I remember his wrinkled eyes squinting when he smiled, and when he would laugh, hearing the joy coming from his belly.
I remember how he loved to chat with people, and how the cashier at Wal-Mart would light up when he got in line and struck up another conversation.
Toward the end of his life, I remember when my grandma was in the hospital after a fall, and PawPaw was mostly stuck in his bed at home or tethered to a wheelchair due to his cancer. He was going to either wheel himself in his wheelchair or he was going to catch a ride, it didn’t matter – he had to see her.
Seeing these moments from him taught me to look for the silver lining in all the negative to make the world less bleak, and a way to honor that is to be open-minded, talk to new people like they’re people rather than just passing strangers, and most of all, family is everything, whether it’s blood or not.

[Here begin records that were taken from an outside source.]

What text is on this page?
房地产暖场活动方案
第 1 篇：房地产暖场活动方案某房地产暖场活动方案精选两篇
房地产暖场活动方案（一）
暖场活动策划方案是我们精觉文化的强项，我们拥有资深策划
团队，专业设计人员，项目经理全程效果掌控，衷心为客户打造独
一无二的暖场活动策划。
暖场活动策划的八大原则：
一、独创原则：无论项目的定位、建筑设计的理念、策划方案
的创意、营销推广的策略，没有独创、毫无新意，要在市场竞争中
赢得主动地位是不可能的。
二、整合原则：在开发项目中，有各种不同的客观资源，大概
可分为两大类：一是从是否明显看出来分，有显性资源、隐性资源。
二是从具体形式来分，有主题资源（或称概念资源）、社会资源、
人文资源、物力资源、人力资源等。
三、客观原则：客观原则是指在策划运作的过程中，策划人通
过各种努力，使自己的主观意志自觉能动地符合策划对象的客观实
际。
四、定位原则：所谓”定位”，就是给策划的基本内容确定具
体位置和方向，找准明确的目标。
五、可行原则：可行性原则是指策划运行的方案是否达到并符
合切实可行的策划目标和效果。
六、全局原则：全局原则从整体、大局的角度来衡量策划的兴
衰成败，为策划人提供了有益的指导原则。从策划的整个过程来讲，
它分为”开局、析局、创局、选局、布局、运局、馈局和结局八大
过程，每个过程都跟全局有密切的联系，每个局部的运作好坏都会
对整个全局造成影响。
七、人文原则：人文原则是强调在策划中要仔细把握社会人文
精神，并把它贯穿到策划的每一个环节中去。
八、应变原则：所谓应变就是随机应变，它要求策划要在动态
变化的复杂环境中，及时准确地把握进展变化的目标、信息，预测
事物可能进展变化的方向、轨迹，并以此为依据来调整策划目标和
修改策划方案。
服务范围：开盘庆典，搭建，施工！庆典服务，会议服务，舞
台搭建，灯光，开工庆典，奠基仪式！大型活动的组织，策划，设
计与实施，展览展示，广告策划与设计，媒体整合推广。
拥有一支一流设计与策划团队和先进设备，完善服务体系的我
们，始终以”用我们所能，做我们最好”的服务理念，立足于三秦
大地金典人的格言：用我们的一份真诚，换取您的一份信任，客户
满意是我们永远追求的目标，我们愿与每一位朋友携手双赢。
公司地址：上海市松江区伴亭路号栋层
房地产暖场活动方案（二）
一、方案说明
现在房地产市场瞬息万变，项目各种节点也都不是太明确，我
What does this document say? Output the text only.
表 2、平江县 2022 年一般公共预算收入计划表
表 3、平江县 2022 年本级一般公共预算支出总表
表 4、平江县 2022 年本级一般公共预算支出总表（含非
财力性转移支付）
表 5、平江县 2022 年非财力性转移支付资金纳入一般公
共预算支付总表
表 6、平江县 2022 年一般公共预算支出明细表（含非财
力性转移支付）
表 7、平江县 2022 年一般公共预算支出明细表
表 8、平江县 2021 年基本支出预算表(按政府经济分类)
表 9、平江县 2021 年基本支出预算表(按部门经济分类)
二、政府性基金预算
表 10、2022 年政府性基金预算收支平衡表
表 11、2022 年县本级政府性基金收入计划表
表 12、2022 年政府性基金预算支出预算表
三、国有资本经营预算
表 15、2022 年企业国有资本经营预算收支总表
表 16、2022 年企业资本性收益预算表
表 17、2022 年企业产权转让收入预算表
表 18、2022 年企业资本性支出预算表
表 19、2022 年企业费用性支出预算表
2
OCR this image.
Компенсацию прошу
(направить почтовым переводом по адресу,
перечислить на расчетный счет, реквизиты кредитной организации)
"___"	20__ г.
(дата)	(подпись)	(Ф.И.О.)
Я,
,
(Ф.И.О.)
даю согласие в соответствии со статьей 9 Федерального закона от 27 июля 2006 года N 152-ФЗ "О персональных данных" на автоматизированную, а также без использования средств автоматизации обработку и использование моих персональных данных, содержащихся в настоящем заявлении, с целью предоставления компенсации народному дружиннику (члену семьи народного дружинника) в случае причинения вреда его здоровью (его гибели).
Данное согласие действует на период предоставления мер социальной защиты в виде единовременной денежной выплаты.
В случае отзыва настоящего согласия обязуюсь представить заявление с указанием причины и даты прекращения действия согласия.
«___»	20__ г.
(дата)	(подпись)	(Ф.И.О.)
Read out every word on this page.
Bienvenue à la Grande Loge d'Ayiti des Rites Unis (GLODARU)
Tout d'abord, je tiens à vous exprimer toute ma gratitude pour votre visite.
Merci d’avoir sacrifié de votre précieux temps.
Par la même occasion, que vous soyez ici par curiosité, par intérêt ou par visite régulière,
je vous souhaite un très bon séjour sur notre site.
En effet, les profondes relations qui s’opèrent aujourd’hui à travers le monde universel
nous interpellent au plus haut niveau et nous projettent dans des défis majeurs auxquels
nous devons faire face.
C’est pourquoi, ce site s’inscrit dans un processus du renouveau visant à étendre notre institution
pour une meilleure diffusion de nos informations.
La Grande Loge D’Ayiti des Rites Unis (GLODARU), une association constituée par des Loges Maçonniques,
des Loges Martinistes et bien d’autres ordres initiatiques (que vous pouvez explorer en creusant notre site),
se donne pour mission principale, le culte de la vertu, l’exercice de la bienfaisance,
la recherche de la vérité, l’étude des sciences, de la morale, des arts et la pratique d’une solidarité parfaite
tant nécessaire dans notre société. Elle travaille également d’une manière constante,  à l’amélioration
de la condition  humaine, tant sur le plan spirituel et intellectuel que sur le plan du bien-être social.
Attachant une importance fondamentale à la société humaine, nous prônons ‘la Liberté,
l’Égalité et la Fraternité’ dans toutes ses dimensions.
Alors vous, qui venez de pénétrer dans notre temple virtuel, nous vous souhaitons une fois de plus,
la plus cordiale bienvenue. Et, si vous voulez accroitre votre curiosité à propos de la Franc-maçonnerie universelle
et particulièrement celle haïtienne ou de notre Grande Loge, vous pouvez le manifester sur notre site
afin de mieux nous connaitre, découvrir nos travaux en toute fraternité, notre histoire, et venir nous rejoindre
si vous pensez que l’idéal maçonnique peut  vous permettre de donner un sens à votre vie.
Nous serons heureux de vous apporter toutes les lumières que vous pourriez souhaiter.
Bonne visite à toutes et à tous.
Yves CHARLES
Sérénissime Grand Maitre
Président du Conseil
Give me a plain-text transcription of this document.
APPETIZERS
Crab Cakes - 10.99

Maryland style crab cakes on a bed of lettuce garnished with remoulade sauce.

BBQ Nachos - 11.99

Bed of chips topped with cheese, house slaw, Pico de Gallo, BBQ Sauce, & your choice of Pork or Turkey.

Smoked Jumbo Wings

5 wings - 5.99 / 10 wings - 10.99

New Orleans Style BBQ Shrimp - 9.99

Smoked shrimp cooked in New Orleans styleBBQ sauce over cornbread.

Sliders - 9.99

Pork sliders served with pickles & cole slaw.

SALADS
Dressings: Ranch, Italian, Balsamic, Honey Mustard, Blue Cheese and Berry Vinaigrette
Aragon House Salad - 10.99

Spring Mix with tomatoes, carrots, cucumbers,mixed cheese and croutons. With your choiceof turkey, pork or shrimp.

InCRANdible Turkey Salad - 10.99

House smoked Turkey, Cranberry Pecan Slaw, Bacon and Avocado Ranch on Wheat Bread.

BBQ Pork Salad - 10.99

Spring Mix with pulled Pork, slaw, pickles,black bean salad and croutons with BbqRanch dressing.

Many teenagers miss these lessons and moments due to their “higher” priorities like flirting with each other, whining about teachers, pondering the future or wasting time being captivated by cute cat videos on social media.
Having a relationship with your grandparents, when it’s a blessing, isn’t just knowing their past, but rather, becoming part of who they were because they help lay the foundation for your understanding of right and wrong.
Knowing your grandparents creates a sense of peace and belonging, which can make life feel less isolating and cold.
I know some of my peers don’t have a good relationship with family, and I count myself among them when I think about my dad’s side, especially after the divorce. I always feel out of place when visiting, maybe because I’m the only girl among a half dozen cousins, or because the boys talk about politics, work, and more work, while barely noticing I’m in the room.
I feel sorry for my peers who don’t have a Pawpaw, but rather, only have family that feels like my dad’s side.
Now, yes, there are grandparents who aren’t caring or welcoming, and it might be hard to make meaningful connections with them, especially considering they’re five decades older and sometimes ramble about growing up in a time when a gallon of gas cost a quarter.
Fight through the generational differences, because you are the one winning by seeing the world from their point of view. They are soon to disappear from your life, so steal wisdom, cherish the hugs and laughs, and pay attention to how an elder inspires you to become who you one day hope to be.
After seven years since I ripped open that box with the little pink pig inside, I realize how this gift represents one of countless memories that shaped who I have become because of my Pawpaw — whether that is how I talk to people and keep an open mind, or me yelling at a live broadcast of football, “Move the ball!” to honor my Pawpaw’s Dallas Cowboys.
I realize the power my Pawpaw had.
The innocence in us dies, but those memories of the people who built who we are today with their unconditional love will forever be part of the way we live.